I was offered the position of managing director of UK and Ireland for Amadeus, the global travel technology company, at the beginning of this year.

I’m well aware that this puts me in an unusual position: recent research has shown that women still hold fewer than a third of the most senior positions in the UK.

Those readers who already know me personally, will know that the “glass ceiling for women” debate drives me to distraction, as I think we need to make clear that success needs to be based on merit, rather than anything else.

However, it is still the case that in 2012 women have to fight for an acceptable level of representation in boardrooms and industries across the business spectrum – including the travel industry, where only 18% of the female workforce is employed in senior or management positions.

I don’t think thought that the travel industry is unusual in having few women at senior levels; it’s something that’s common across British business.

But I believe that equal representation of the sexes at the top levels of business will greatly enhance decision-making, as well as diversity of opinions and ways of achieving our objectives. We all have a great deal to gain.  

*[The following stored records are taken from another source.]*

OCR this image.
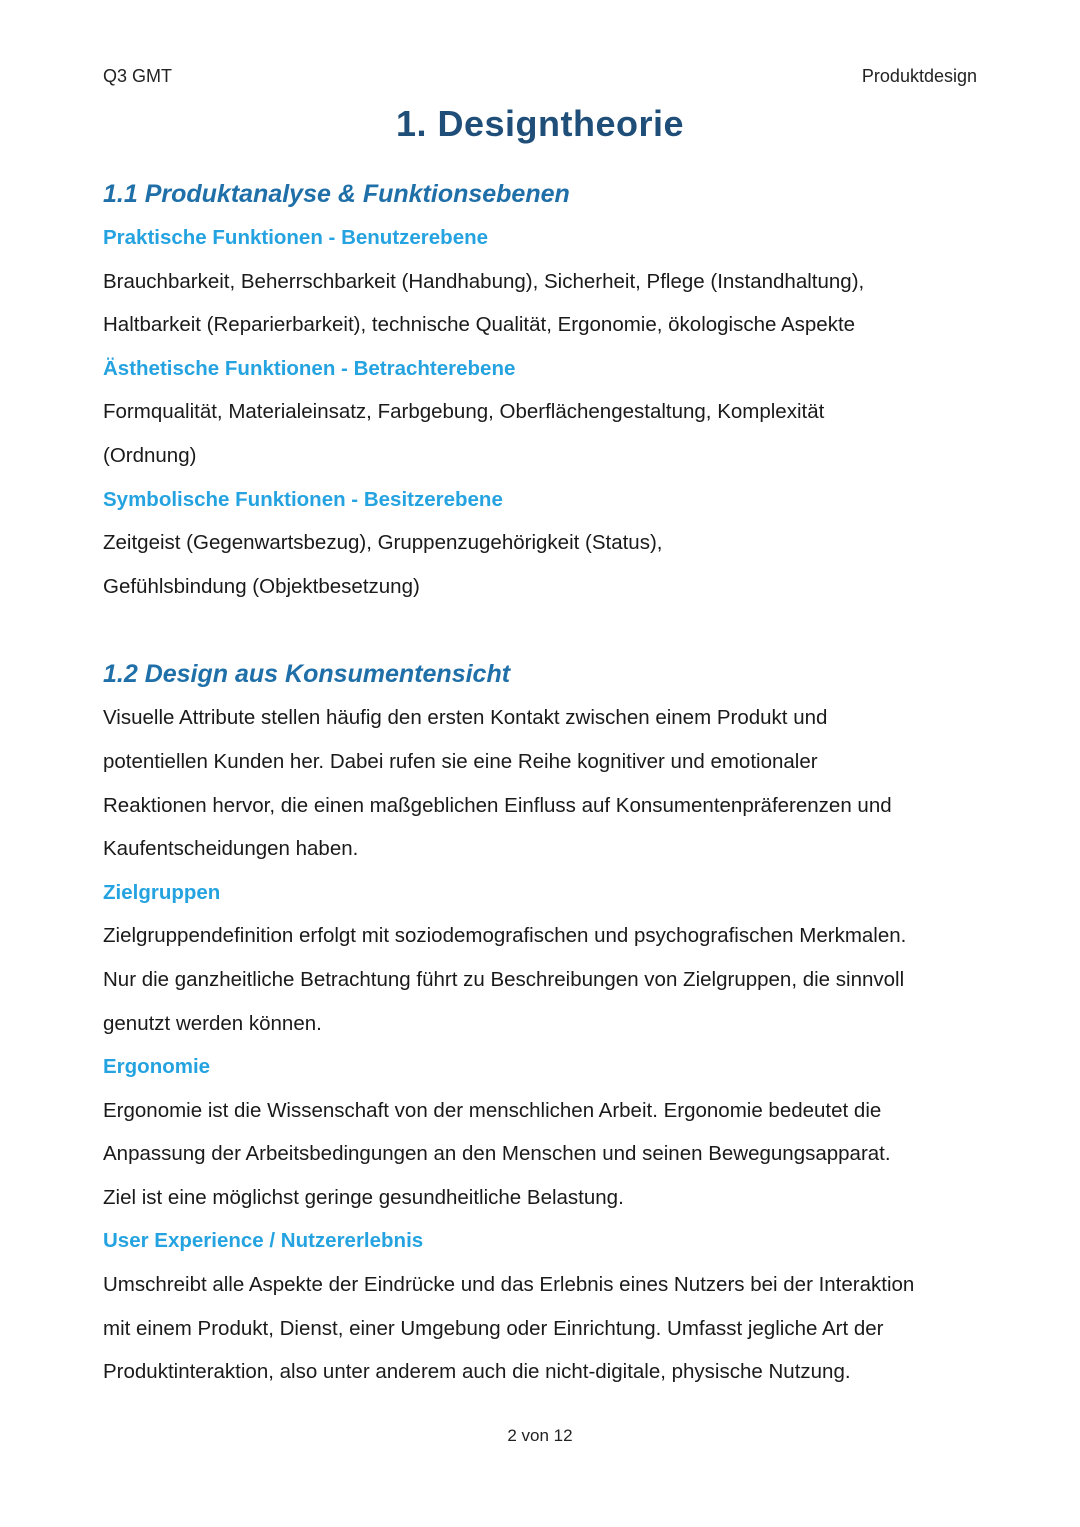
Q3 GMT	Produktdesign
1. Designtheorie
1.1 Produktanalyse & Funktionsebenen
Praktische Funktionen - Benutzerebene
Brauchbarkeit, Beherrschbarkeit (Handhabung), Sicherheit, Pflege (Instandhaltung),
Haltbarkeit (Reparierbarkeit), technische Qualität, Ergonomie, ökologische Aspekte
Ästhetische Funktionen - Betrachterebene
Formqualität, Materialeinsatz, Farbgebung, Oberflächengestaltung, Komplexität
(Ordnung)
Symbolische Funktionen - Besitzerebene
Zeitgeist (Gegenwartsbezug), Gruppenzugehörigkeit (Status),
Gefühlsbindung (Objektbesetzung)
1.2 Design aus Konsumentensicht
Visuelle Attribute stellen häufig den ersten Kontakt zwischen einem Produkt und
potentiellen Kunden her. Dabei rufen sie eine Reihe kognitiver und emotionaler
Reaktionen hervor, die einen maßgeblichen Einfluss auf Konsumentenpräferenzen und
Kaufentscheidungen haben.
Zielgruppen
Zielgruppendefinition erfolgt mit soziodemografischen und psychografischen Merkmalen.
Nur die ganzheitliche Betrachtung führt zu Beschreibungen von Zielgruppen, die sinnvoll
genutzt werden können.
Ergonomie
Ergonomie ist die Wissenschaft von der menschlichen Arbeit. Ergonomie bedeutet die
Anpassung der Arbeitsbedingungen an den Menschen und seinen Bewegungsapparat.
Ziel ist eine möglichst geringe gesundheitliche Belastung.
User Experience / Nutzererlebnis
Umschreibt alle Aspekte der Eindrücke und das Erlebnis eines Nutzers bei der Interaktion
mit einem Produkt, Dienst, einer Umgebung oder Einrichtung. Umfasst jegliche Art der
Produktinteraktion, also unter anderem auch die nicht-digitale, physische Nutzung.
2 von 12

In writing this article I wished to share my own personal experience in the hope that it will spark debate – or at least some thinking about this question.

I do believe that my male colleagues can gain as much insight from this as my female counterparts.

At the very start of my career, if I were the only woman in a meeting, it would be assumed that I would take the minutes, purely because of my gender.

I’m pleased to say that we’ve come a long way since then. But it takes total confidence in your abilities and a concerted determination to get to where you want to be. 

The most important piece of advice I have been given in my career is to be completely sure that whatever it is that you’re saying is absolutely right. 

Whether you’re advising a client, discussing an internal project with a colleague or reporting to your seniors, your professional legitimacy depends on demonstrating your credibility and expertise. 

Know where your skill set lies, and never, ever say you’ll do something if you can’t deliver it – it will have serious repercussions for your reputation.

Be sure to use your support networks – both the existing structure that’s made up of your family and friends, but also the professional networks that are available.

It’s easy to dismiss these practicalities, but they’re still so important.

I’m incredibly lucky I have the support of a very understanding husband with a flexible job, and that I joined Amadeus when our children were older. Naturally, both of those things have made it easier to focus on my career.

It’s also important to interact with people with whom you share similarities, such as the women’s networking group that I am part of.

We have lunch once a month, and use each other for support. It means that as like-minded, ambitious women, we can get together to share our successes, offer advice and learn from our experiences.

And it’s worth remembering that sometimes, being a woman can work in your favour. I don’t mean that you should be using feminine wiles to make people feel good – behaviour like that will ultimately undermine your professionalism.

But know how to work in partnership with your colleagues, and identify the stakeholders you’re trying to reach.

Being a woman at a senior level in the travel industry means that you stand out, and standing out means that you can command more than the average amount of attention you need from people when you’re after their help.

The senior levels of business can be an intimidating place, whatever industry you’re in. But it’s possible to be direct about your aims and ambitions without being hostile.

Be demanding – of yourself as well as other people: but make sure you’ve taken the time to get those demands right. And listen to other people around you: ask for advice from more experienced colleagues, and get feedback from everyone who’ll give it to you. 

I have high expectations of the people and organisations around me, but I’m also constantly asking for feedback. I want to know where and how I can improve, too.

Women in positions such as mine have a responsibility to do all we can to nurture outstanding female talent in the travel industry. Hopefully in ten years’ time, the travel landscape will look very different – because we all stand to gain.